Charles Lang Freer believed that a direct, immediate response to art was the highest form of aesthetic pleasure, noting that “The pure emotion of the observer should be his first sensation, unencumbered by…the views of others.” Participants in this interactive workshop put Freer's vision into practice by using thoughtful, detailed observation in the galleries as a starting point for capturing their responses to the museum’s collection.
Led by teaching artist Mary Hall Surface, founding instructor of the National Gallery of Art’s popular Writing Salon, participants discover connections and commonalities within the diverse collection and frame their personal reactions through descriptive writing and free-verse poetry.
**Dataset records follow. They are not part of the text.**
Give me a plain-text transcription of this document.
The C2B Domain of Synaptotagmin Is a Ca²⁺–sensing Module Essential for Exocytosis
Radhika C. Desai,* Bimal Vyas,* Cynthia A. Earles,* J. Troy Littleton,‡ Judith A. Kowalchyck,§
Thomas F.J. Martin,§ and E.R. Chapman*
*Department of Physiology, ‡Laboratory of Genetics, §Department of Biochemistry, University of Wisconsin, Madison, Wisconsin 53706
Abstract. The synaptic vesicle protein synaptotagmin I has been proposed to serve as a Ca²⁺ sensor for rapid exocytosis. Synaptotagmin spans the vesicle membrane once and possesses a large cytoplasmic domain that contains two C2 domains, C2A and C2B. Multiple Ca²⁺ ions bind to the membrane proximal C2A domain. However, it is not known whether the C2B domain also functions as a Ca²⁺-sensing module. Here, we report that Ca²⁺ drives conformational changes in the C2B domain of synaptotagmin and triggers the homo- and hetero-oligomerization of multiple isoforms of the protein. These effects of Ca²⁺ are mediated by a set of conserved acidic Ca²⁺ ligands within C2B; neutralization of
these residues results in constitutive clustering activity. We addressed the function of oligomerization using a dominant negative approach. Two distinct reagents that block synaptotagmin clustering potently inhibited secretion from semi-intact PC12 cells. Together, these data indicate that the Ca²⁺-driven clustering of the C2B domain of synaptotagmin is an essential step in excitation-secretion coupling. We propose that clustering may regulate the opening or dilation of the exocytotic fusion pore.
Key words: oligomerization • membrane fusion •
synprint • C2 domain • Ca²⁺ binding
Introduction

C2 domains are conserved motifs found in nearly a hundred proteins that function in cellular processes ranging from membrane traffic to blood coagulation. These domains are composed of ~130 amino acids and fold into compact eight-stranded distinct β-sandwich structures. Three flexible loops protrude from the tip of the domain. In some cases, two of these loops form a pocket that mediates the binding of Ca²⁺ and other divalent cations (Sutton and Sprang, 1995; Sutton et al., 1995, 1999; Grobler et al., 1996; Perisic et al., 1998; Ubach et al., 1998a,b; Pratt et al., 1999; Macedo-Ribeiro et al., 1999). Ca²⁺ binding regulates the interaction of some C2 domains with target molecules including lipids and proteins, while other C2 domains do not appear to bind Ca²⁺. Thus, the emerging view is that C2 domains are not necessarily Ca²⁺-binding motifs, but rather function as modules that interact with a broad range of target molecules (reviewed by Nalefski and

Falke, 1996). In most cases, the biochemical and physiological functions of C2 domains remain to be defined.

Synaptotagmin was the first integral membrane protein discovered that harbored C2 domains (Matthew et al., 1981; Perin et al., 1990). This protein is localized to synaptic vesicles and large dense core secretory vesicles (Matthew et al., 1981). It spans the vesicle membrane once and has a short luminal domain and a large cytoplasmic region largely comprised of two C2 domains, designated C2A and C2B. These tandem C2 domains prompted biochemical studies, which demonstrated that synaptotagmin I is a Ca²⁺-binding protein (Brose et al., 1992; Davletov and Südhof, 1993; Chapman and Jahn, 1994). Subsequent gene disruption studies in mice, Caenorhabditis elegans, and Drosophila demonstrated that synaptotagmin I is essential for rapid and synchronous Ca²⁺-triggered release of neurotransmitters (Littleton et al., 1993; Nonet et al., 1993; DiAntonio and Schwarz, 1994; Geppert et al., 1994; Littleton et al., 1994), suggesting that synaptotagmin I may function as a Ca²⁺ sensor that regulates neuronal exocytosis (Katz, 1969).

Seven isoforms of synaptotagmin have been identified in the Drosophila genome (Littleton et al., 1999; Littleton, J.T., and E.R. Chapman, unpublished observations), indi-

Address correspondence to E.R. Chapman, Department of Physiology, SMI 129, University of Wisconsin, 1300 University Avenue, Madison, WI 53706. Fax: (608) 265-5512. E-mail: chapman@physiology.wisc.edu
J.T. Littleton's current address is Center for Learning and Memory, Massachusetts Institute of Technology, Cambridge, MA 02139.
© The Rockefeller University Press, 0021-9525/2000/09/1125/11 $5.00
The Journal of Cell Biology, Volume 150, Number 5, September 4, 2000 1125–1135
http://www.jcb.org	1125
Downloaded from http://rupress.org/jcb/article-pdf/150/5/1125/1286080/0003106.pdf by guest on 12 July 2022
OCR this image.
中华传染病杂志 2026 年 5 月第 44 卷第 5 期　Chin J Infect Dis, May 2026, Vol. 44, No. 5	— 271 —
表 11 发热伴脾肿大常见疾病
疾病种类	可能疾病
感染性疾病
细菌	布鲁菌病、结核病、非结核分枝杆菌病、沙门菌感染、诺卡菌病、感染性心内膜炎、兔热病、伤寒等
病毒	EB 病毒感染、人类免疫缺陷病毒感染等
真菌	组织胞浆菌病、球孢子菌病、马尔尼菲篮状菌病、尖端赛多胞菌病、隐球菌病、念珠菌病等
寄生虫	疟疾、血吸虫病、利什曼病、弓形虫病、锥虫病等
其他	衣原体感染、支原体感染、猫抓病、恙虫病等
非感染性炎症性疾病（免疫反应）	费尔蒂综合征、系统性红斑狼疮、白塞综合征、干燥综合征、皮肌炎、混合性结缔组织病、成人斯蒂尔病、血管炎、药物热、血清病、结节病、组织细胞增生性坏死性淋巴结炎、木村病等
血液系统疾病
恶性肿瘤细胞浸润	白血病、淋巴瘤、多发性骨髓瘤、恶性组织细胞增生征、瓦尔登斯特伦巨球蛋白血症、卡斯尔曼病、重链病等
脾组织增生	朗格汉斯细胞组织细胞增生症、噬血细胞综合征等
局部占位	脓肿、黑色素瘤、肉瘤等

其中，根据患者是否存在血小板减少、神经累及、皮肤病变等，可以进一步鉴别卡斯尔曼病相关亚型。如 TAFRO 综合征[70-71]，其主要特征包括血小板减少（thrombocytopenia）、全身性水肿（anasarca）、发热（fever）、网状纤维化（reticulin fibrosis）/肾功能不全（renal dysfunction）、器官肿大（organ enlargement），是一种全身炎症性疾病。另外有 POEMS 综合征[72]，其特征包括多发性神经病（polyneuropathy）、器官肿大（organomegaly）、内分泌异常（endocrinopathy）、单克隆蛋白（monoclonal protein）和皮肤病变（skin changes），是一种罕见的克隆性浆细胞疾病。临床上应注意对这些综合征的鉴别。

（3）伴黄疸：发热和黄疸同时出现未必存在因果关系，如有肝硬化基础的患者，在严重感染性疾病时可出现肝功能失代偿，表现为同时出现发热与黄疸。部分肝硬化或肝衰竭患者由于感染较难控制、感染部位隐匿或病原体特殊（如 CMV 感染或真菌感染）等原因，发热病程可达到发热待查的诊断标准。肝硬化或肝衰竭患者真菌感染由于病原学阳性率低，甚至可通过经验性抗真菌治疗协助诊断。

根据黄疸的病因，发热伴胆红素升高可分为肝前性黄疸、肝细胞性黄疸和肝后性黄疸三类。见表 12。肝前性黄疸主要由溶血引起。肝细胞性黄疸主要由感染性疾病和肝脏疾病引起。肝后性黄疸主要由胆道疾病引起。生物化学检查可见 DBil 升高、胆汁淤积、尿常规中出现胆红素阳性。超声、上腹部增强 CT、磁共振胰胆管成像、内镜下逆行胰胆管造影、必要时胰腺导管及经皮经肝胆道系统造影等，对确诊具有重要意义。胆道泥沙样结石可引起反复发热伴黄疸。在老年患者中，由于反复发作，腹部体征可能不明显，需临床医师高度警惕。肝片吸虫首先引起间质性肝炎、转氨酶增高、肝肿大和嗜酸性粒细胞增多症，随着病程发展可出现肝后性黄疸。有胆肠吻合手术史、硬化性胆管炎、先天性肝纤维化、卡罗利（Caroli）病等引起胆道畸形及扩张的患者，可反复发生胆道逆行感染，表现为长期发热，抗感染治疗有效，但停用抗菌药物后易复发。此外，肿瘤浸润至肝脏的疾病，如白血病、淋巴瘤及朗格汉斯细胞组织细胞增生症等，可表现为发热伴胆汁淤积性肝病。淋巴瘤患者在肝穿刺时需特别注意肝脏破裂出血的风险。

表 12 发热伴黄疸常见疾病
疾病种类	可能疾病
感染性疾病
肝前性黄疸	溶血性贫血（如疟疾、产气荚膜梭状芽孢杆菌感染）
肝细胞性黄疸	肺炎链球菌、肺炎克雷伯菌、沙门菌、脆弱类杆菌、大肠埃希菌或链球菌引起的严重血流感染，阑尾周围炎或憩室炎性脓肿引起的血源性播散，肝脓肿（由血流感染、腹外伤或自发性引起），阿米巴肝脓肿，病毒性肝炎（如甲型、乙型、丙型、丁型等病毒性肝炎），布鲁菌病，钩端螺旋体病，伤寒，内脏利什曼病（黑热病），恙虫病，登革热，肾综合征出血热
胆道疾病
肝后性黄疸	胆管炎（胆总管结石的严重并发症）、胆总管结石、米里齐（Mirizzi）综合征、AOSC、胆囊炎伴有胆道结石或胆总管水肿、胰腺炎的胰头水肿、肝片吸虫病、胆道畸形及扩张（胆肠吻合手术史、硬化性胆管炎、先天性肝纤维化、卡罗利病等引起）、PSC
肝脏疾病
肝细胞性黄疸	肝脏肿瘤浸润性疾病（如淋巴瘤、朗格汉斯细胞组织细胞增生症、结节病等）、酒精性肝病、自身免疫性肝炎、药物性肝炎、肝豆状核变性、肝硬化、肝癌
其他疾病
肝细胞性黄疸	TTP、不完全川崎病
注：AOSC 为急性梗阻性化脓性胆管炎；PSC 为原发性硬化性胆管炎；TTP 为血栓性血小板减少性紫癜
The workshop offers an ideal opportunity to slow down and savor the experience of looking at art.
Participants meet in Gallery 9 of the Freer Gallery of Art
One 2-hour session
Other Connections
About the Instructor
Mary Hall Surface is a teaching artist, playwright, and theatre director and producer. She is on the faculty of Harvard’s Project Zero Classroom and presents workshops nationwide in creative writing and drama as a Kennedy Center teaching artist. Her plays have been produced at theatres, museums, and festivals throughout the U.S., Europe, Japan, Taiwan and Canada, including 17 productions at the Kennedy Center. She has been nominated for nine Helen Hayes Awards, receiving the 2002 award for Outstanding Director of a Musical. She has published a dozen plays, two collections of scenes and monologues, an anthology of her plays, and numerous articles, and her work is represented on several original cast recordings. She was the founding artistic director of D.C.’s Atlas Intersections Festival and was a member of Arena Stage’s 2017 Playwrights’ Arena.